The engines were the same. Some components between the Firebird 400 and GTO engines had different part numbers. If there was any difference at all, I'd give the nod to the Firebird 400 version, as it had a little better flowing exhaust manifolds over the GTO.
The 1967-1968 Firebird 400's had a different Quadrajet baseplate with linkage that only opened to around 3/4 full throttle. This was done for two reasons:
1) To even out the power between the Firebird 400 and GTO so the GTO would still be appealing to buyers. The GTO was Pontiac's flagship performance car.
2) To stay within the 10 lbs per 1 hp guideline that GM set. 3300 lb. Firebird verses 3500 lb. GTO, 330hp verses 350 hp.

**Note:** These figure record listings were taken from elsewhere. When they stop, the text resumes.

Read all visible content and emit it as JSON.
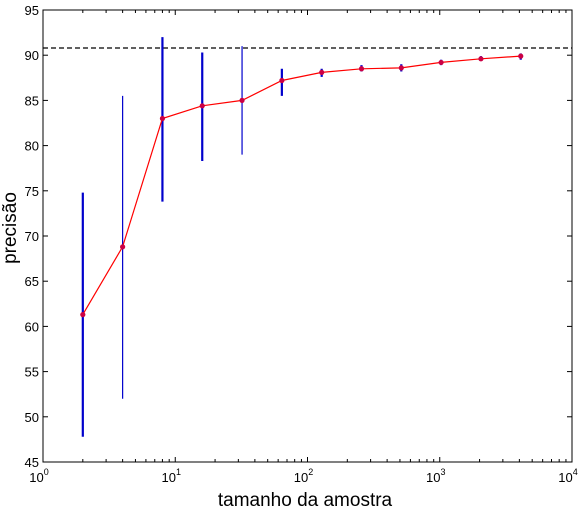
{
  "chart_data": {
    "type": "line",
    "title": "",
    "xlabel": "tamanho da amostra",
    "ylabel": "precisão",
    "xscale": "log",
    "xlim": [
      1,
      10000
    ],
    "ylim": [
      45,
      95
    ],
    "x_ticks": [
      {
        "base": "10",
        "exp": "0"
      },
      {
        "base": "10",
        "exp": "1"
      },
      {
        "base": "10",
        "exp": "2"
      },
      {
        "base": "10",
        "exp": "3"
      },
      {
        "base": "10",
        "exp": "4"
      }
    ],
    "y_ticks": [
      "45",
      "50",
      "55",
      "60",
      "65",
      "70",
      "75",
      "80",
      "85",
      "90",
      "95"
    ],
    "grid": false,
    "legend": "none",
    "reference_line": {
      "y": 90.8,
      "style": "dashed",
      "color": "#000000"
    },
    "series": [
      {
        "color": "#ff0000",
        "marker_color": "#cc0044",
        "errorbar_color": "#0000cc",
        "points": [
          {
            "x": 2,
            "y": 61.3,
            "low": 47.8,
            "high": 74.8
          },
          {
            "x": 4,
            "y": 68.8,
            "low": 52.0,
            "high": 85.5
          },
          {
            "x": 8,
            "y": 83.0,
            "low": 73.8,
            "high": 92.0
          },
          {
            "x": 16,
            "y": 84.4,
            "low": 78.3,
            "high": 90.3
          },
          {
            "x": 32,
            "y": 85.0,
            "low": 79.0,
            "high": 91.0
          },
          {
            "x": 64,
            "y": 87.2,
            "low": 85.5,
            "high": 88.5
          },
          {
            "x": 128,
            "y": 88.1,
            "low": 87.6,
            "high": 88.5
          },
          {
            "x": 256,
            "y": 88.5,
            "low": 88.2,
            "high": 88.9
          },
          {
            "x": 512,
            "y": 88.6,
            "low": 88.2,
            "high": 89.0
          },
          {
            "x": 1024,
            "y": 89.2,
            "low": 88.9,
            "high": 89.5
          },
          {
            "x": 2048,
            "y": 89.6,
            "low": 89.4,
            "high": 89.9
          },
          {
            "x": 4096,
            "y": 89.9,
            "low": 89.5,
            "high": 90.2
          }
        ]
      }
    ]
  }
}
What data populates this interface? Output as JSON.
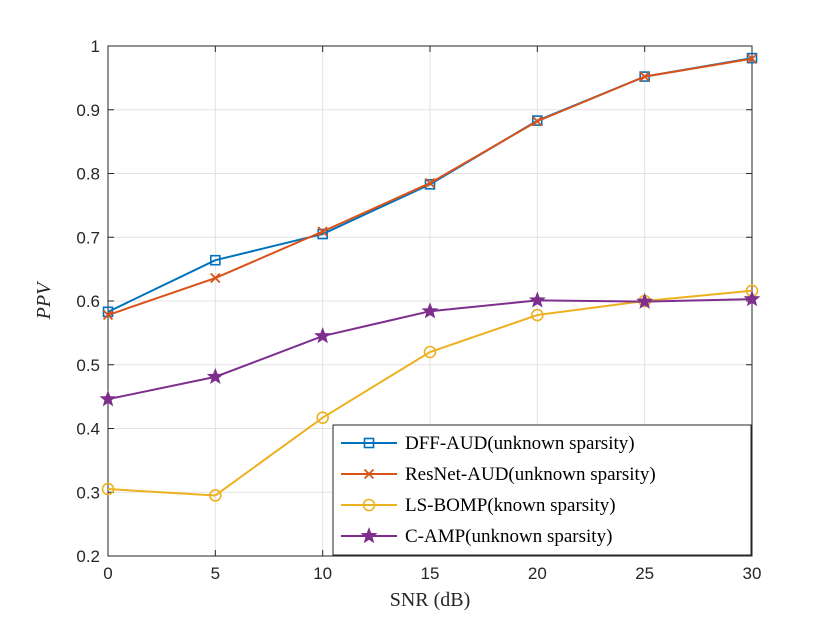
{
  "chart_data": {
    "type": "line",
    "title": "",
    "xlabel": "SNR (dB)",
    "ylabel": "PPV",
    "x": [
      0,
      5,
      10,
      15,
      20,
      25,
      30
    ],
    "xlim": [
      0,
      30
    ],
    "ylim": [
      0.2,
      1
    ],
    "xticks": [
      "0",
      "5",
      "10",
      "15",
      "20",
      "25",
      "30"
    ],
    "yticks": [
      "0.2",
      "0.3",
      "0.4",
      "0.5",
      "0.6",
      "0.7",
      "0.8",
      "0.9",
      "1"
    ],
    "grid": true,
    "legend_position": "bottom-right",
    "series": [
      {
        "name": "DFF-AUD(unknown sparsity)",
        "color": "#0072BD",
        "marker": "square",
        "values": [
          0.583,
          0.664,
          0.705,
          0.783,
          0.883,
          0.952,
          0.981
        ]
      },
      {
        "name": "ResNet-AUD(unknown sparsity)",
        "color": "#D95319",
        "marker": "x",
        "values": [
          0.578,
          0.636,
          0.709,
          0.785,
          0.882,
          0.952,
          0.98
        ]
      },
      {
        "name": "LS-BOMP(known sparsity)",
        "color": "#EDB120",
        "marker": "circle",
        "values": [
          0.305,
          0.295,
          0.417,
          0.52,
          0.578,
          0.6,
          0.616
        ]
      },
      {
        "name": "C-AMP(unknown sparsity)",
        "color": "#7E2F8E",
        "marker": "star",
        "values": [
          0.446,
          0.481,
          0.545,
          0.584,
          0.601,
          0.599,
          0.603
        ]
      }
    ]
  }
}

The 67-69 Firebird 400's were faster than the 1967-1969 GTO's. But years later, people still look at the advertised hp ratings to compare, and many GTO guys believe their engines were 25-30hp stronger, but they weren't. The engines were the same.
Why the deception?
The story was that when the Pontiac engineers debuted the 1967 Firebird 400 for GM's top brass, management knew they used the GTO 350/360hp 400 engine, complete down to the chrome valve covers, and simply wrote 325 hp down on paper. That didn't cut it, and GM management would not approve the rating, so Pontiac had to cut down the hp output somehow. But rather than fiddling with compression, cam, or heads, they simply devised a throttle limiter. That made GM happy.
Pontiac engineers knew this would be easiest thing for a customer to correct. With just with a pair of pliers, and about a minute of time, you had full throttle again, and then the Firebird outperformed the GTO.